Until now, Obama has made clear that he is uncomfortable with the Goldstone Report, but has refrained from making any decisive statements on the matter.
But Congress wants him to go further by negating the report and threatening to us the US's veto power should the report, which accuses Israel of war crimes, be brought before the UN Security Council.
The congressional bill insists that the Goldstone Report is one-sided because it accuses Israel of various crimes, but glosses over the eight years of Palestinian rocket attacks on Israel that preceded the war. It also notes that many of the crimes Israel is accused of by Goldstone were actually the result of Hamas' illegal use of human shields.
The bill highlights an interview given by the report's author, South African jurist Richard Goldstone, to the Jewish publication the Forward in which he admitted the report's findings would never stand up in court.
Meanwhile, Israeli Prime Minister Benjamin Netanyahu's office on Sunday rejected recent reports that he had decided to hold an internal probe into Israeli actions during the war in compliance with Goldstone's demands.

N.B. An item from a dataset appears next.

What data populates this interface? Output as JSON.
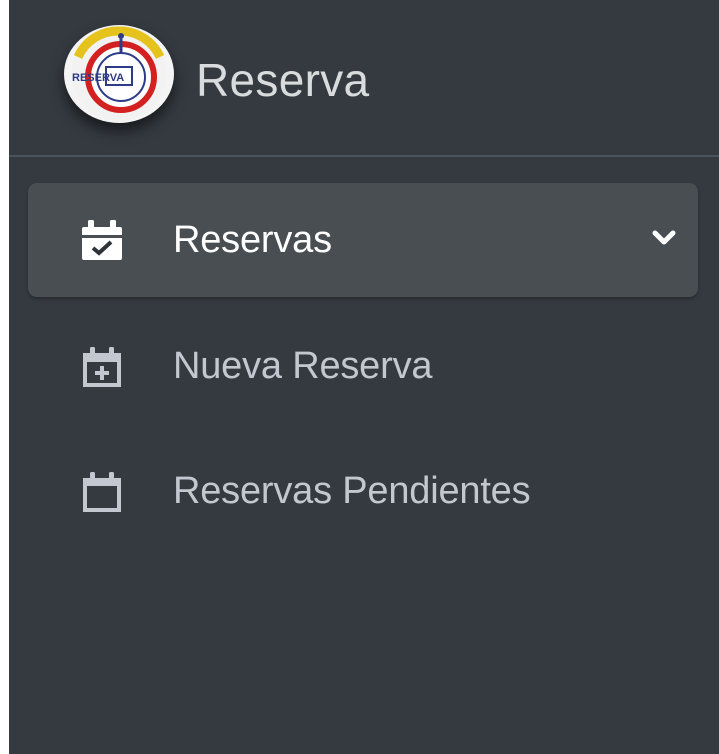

Netanyhau's office said Israel may still probe its conduct during the war, as it does after most major armed conflicts, but that it won't be in response to or compliance with Goldstone. The statement noted that 24 of the 36 claims presented in the Goldstone Report had already been investigated long before the controversial allegations went public.
Defense Minister Ehud Barak said he is still against a national probe, insisting that the Israeli army's internal investigations into individual claims of wrongdoing or mismanagement have always been more than adequate, and far more than any other nation does.